For more detailed information on how to instrument application with Prometheus, you can refer to the [Prometheus Go client library documentation](https://prometheus.io/docs/guides/go-application/).

## What metrics can I get from ExternalDNS and what do they mean?

- The project maintain a [metrics page](./metrics.md) with a list of supported custom metrics.
- [Go runtime](https://pkg.go.dev/runtime/metrics#hdr-Supported_metrics) metrics also available for scraping.

ExternalDNS exposes 3 types of metrics: Sources, Registry errors and Cache hits.

`Source`s are mostly Kubernetes API objects. Examples of `source` errors may be connection errors to the Kubernetes API server itself or missing RBAC permissions.
It can also stem from incompatible configuration in the objects itself like invalid characters, processing a broken fqdnTemplate, etc.

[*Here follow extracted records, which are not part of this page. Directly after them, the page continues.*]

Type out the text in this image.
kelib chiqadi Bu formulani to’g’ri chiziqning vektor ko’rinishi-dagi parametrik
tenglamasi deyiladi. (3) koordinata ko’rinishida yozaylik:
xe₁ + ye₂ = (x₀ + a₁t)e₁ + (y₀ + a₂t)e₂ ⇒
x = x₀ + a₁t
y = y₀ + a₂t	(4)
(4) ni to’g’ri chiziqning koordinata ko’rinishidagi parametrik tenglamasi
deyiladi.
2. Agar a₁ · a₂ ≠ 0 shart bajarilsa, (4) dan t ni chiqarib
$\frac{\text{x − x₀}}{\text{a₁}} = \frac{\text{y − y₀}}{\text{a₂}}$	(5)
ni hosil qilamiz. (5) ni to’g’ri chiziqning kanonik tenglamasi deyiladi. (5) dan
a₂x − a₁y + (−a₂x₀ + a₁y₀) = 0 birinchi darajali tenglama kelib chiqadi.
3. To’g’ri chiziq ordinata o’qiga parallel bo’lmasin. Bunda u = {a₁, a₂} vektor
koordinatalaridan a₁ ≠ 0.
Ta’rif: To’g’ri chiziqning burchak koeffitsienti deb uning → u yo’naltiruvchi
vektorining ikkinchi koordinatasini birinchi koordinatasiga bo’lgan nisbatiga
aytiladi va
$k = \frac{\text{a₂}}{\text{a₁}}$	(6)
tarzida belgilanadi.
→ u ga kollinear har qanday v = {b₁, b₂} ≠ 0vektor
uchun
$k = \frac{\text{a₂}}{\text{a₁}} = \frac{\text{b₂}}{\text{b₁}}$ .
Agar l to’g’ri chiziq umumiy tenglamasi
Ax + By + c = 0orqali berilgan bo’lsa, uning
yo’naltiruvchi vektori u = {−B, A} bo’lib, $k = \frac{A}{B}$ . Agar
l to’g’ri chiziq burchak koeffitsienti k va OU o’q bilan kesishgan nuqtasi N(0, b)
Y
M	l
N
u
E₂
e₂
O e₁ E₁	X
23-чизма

`Registry` errors are mostly Provider errors, unless there's some coding flaw in the registry package. Provider errors often arise due to accessing their APIs due to network or missing cloud-provider permissions when reading records.
When applying a changeset, errors will arise if the changeset applied is incompatible with the current state.

In case of an increased error count, you could correlate them with the `http_request_duration_seconds{handler="instrumented_http"}` metric which should show increased numbers for status codes 4xx (permissions, configuration, invalid changeset) or 5xx (apiserver down).

You can use the host label in the metric to figure out if the request was against the Kubernetes API server (Source errors) or the DNS provider API (Registry/Provider errors).